Competitors had to have qualified at select shows over the summer organised by the NCPA’s 10 branches. They were then split into four sections according to type and went into a preliminary judging that adopted a regular class format.
The top three from each section continued to a second phase where four new judges were appointed. Each combination was given a mark out of 10 using an ice-skating mark system, where marks are displayed at the end of each performance. This made the championship far more spectator-friendly — and the eventual champion had to impress five judges to bag the £500 cash prize.
I think there would be great scope for this system to be used more widely, as there are benefits for exhibitors and spectators.
I’ve always been a great advocate of the skating mark system, for two reasons. Firstly, you tend to get a more accurate reflection of the performance given on the day, perhaps due to judges being more mindful when they have to hold up a mark for all to see. Secondly, the system allows and encourages riders to push the boundaries a little and they tend to deviate away from a “safe” performance and step it up a notch.

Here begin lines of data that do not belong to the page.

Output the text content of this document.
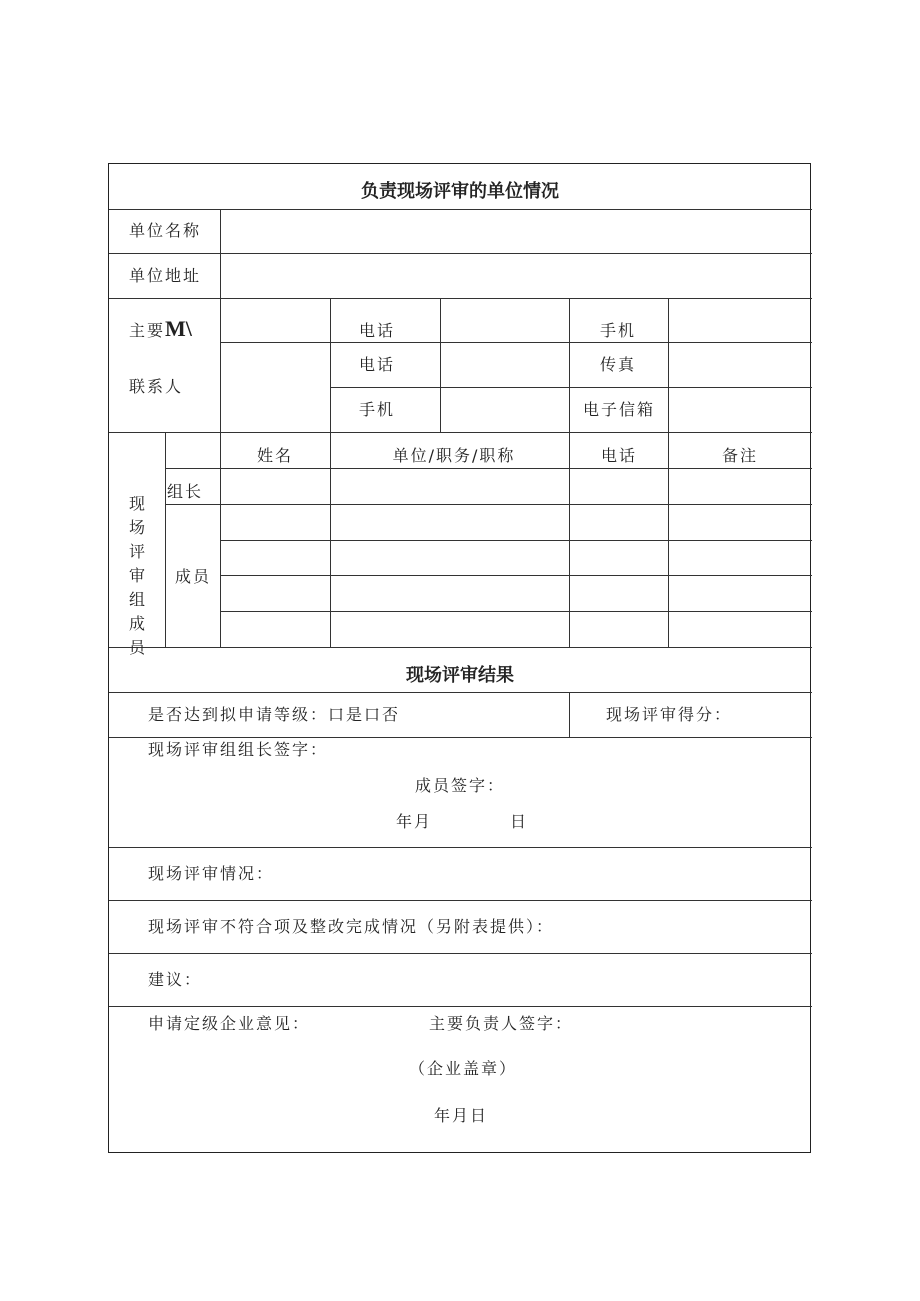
负责现场评审的单位情况
单位名称
单位地址
主要M\
联系人
电话	手机
电话	传真
手机	电子信箱
现场评审组成员
姓名	单位/职务/职称	电话	备注
组长
成员
现场评审结果
是否达到拟申请等级：口是口否	现场评审得分：
现场评审组组长签字：
成员签字：
年月	日
现场评审情况：
现场评审不符合项及整改完成情况（另附表提供）：
建议：
申请定级企业意见：	主要负责人签字：
（企业盖章）
年月日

With Horse of the Year Show (HOYS) just around the corner, many of us are busy stressing over our horses’ or ponies’ coats, making last-minute preparations and ensuring we are fit enough to endure all the walking involved on the big day. However, I’m disappointed to have seen several incidents this season where incorrect marks or administrative errors have resulted in a more than acceptable number of combinations having sought-after HOYS tickets taken away from them.
I appreciate that anyone can make a mistake and that the qualification isn’t technically awarded until verified by post, but I would like to think that in this day and age, we would have a far more robust system to ensure that these mistakes can’t happen.
I struggle to see how in cases where a pony has won by a considerable margin, these errors can go unnoticed during the presentations. This reinforces the sentiments of Stuart Hollings who rightly stated in his recent column that communication between two judges in the ring is vital.
If judges were to communicate better it would not only reduce the risk of these mistakes being made, but would go a long way to spare the heartache for all involved when such a situation arises. If both judges have marked a horse or pony down as the winner then surely if it was to be called out in second or third place due to an error then it could be rectified before the rosettes are even awarded.
Finally, good luck to all those heading to HOYS. It’s an achievement to get there and anything else is a bonus.